By Lynda V. Mapes Seattle Times

In a case with national implications, a broad coalition of environmental groups are suing to force BNSF to cover coal-train loads to help prevent water pollution.

The trial began Monday in federal court in Seattle.

The plaintiffs contend that dust and particles from coal trains falling into water bodies are a violation of the federal Clean Water Act.

BNSF, in a news release, said its loading rule for coal shippers using its tracks out of the Powder River Basin in Montana and Wyoming “virtually eliminates any issues with coal dust – both at the mines and in the Pacific Northwest.”

The rule includes a requirement that coal loads be shaped to reduce wind action on the surface of the load, which also is sealed with a topping agent.

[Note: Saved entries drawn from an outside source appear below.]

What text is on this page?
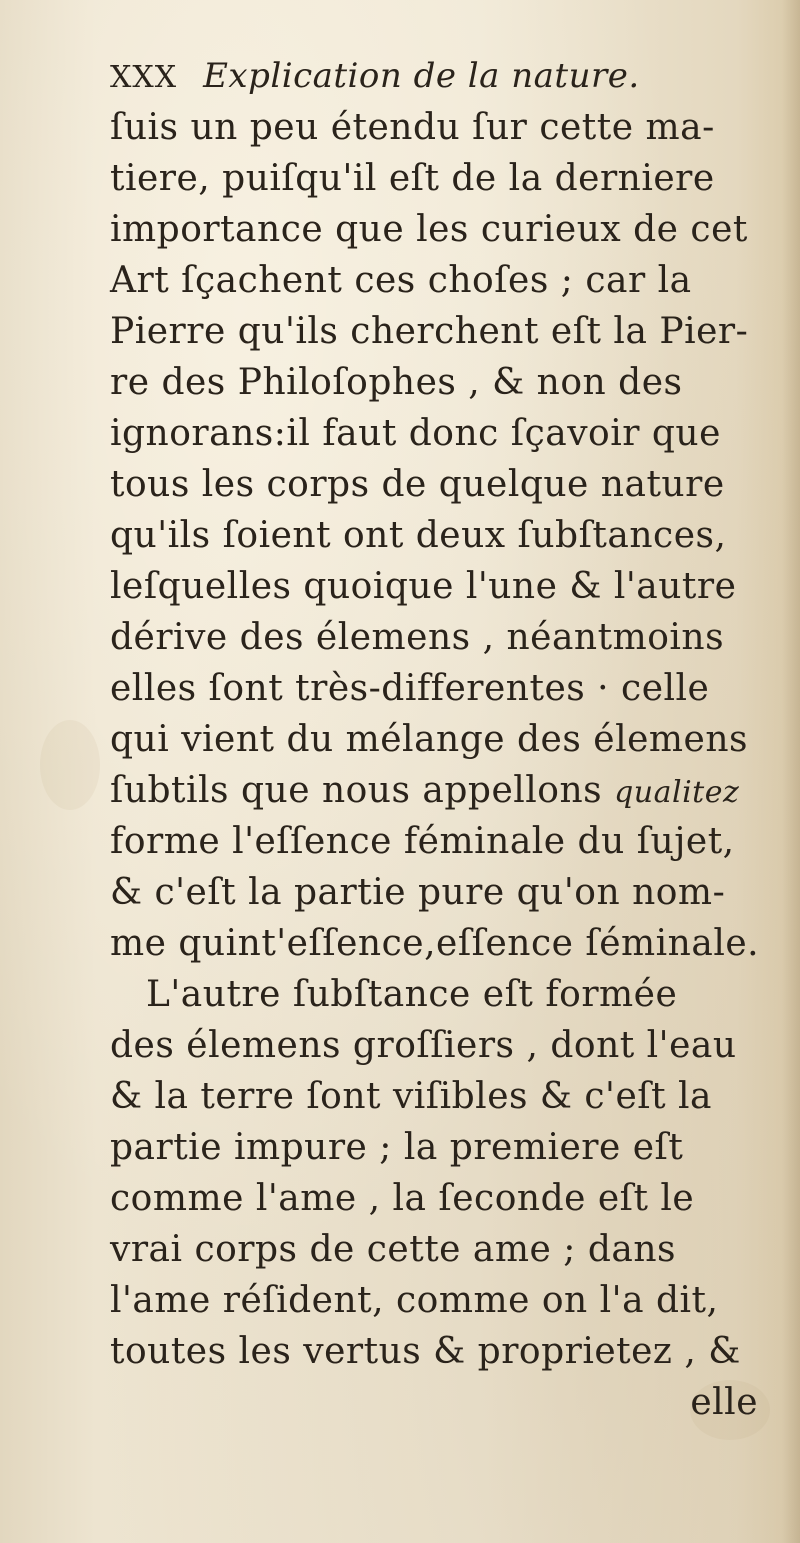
XXX Explication de la nature.
ſuis un peu étendu ſur cette ma-
tiere, puiſqu'il eſt de la derniere
importance que les curieux de cet
Art ſçachent ces choſes ; car la
Pierre qu'ils cherchent eſt la Pier-
re des Philoſophes , & non des
ignorans:il faut donc ſçavoir que
tous les corps de quelque nature
qu'ils ſoient ont deux ſubſtances,
leſquelles quoique l'une & l'autre
dérive des élemens , néantmoins
elles ſont très-differentes · celle
qui vient du mélange des élemens
ſubtils que nous appellons qualitez
forme l'eſſence féminale du ſujet,
& c'eſt la partie pure qu'on nom-
me quint'eſſence,eſſence ſéminale.
L'autre ſubſtance eſt formée
des élemens groſſiers , dont l'eau
& la terre ſont viſibles & c'eſt la
partie impure ; la premiere eſt
comme l'ame , la ſeconde eſt le
vrai corps de cette ame ; dans
l'ame réſident, comme on l'a dit,
toutes les vertus & proprietez , &
elle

“We are confident in our legal arguments and the truth is that BNSF has been at the forefront of coal dust research for more than a decade,” the company said in the release. BNSF operates in 28 states and three Canadian provinces.

Environmentalists contend coal dust and coal pieces blowing and falling from trains into some 75 waterways along the BNSF tracks through the Columbia River Gorge, to Seattle and north to British Columbia, violate the federal Clean Water Act.

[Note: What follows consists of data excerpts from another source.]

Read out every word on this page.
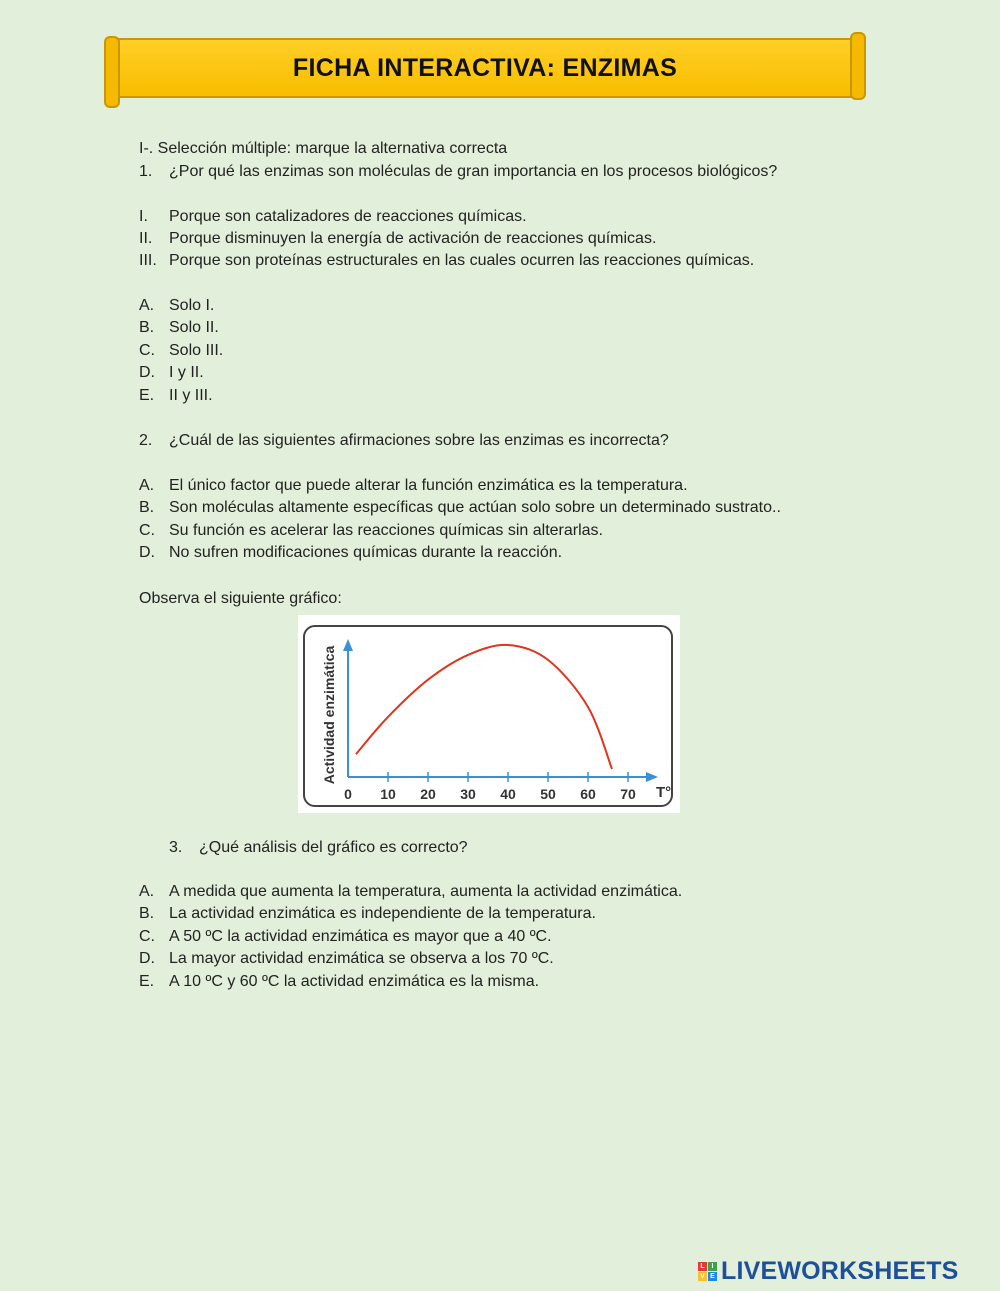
FICHA INTERACTIVA: ENZIMAS
I-. Selección múltiple: marque la alternativa correcta
1. ¿Por qué las enzimas son moléculas de gran importancia en los procesos biológicos?
I. Porque son catalizadores de reacciones químicas.
II. Porque disminuyen la energía de activación de reacciones químicas.
III. Porque son proteínas estructurales en las cuales ocurren las reacciones químicas.
A. Solo I.
B. Solo II.
C. Solo III.
D. I y II.
E. II y III.
2. ¿Cuál de las siguientes afirmaciones sobre las enzimas es incorrecta?
A. El único factor que puede alterar la función enzimática es la temperatura.
B. Son moléculas altamente específicas que actúan solo sobre un determinado sustrato..
C. Su función es acelerar las reacciones químicas sin alterarlas.
D. No sufren modificaciones químicas durante la reacción.
Observa el siguiente gráfico:
0 10 20 30 40 50 60 70 T°
Actividad enzimática
3. ¿Qué análisis del gráfico es correcto?
A. A medida que aumenta la temperatura, aumenta la actividad enzimática.
B. La actividad enzimática es independiente de la temperatura.
C. A 50 ºC la actividad enzimática es mayor que a 40 ºC.
D. La mayor actividad enzimática se observa a los 70 ºC.
E. A 10 ºC y 60 ºC la actividad enzimática es la misma.
L I
V E LIVEWORKSHEETS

The statewide case, filed in 2013, was brought by the Puget Sound Waterkeeper Alliance, Columbia Riverkeeper, Spokane Riverkeeper and the Sierra Club, as well as the National Resources Defense Council and other environmental groups.

Because the case seeks to show foreign material that go into the water with no discharge permit is a violation of the Clean Water Act, the ruling could have implications for other loads and other railroads.

“It could be grain, it could be gravel,” said Chris Wilke of the Puget Soundkeeper Alliance.

The trial is proceeding at the same time as consideration is underway of the proposed Millennium Bulk Terminals bulk coal-loading facility in Longview, Washington, that is intended to supply coal to Asian markets. If approved, it would be the largest such facility in the nation.

A draft environmental-impact statement by the state Department of Ecology reports the terminal would result in 16 more coal trains a day through Washington.

Burning that coal would add carbon dioxide to the atmosphere – a primary cause of global warming – in an amount equivalent to adding more than 672,000 cars a year to the road, according to the environmental impact statement.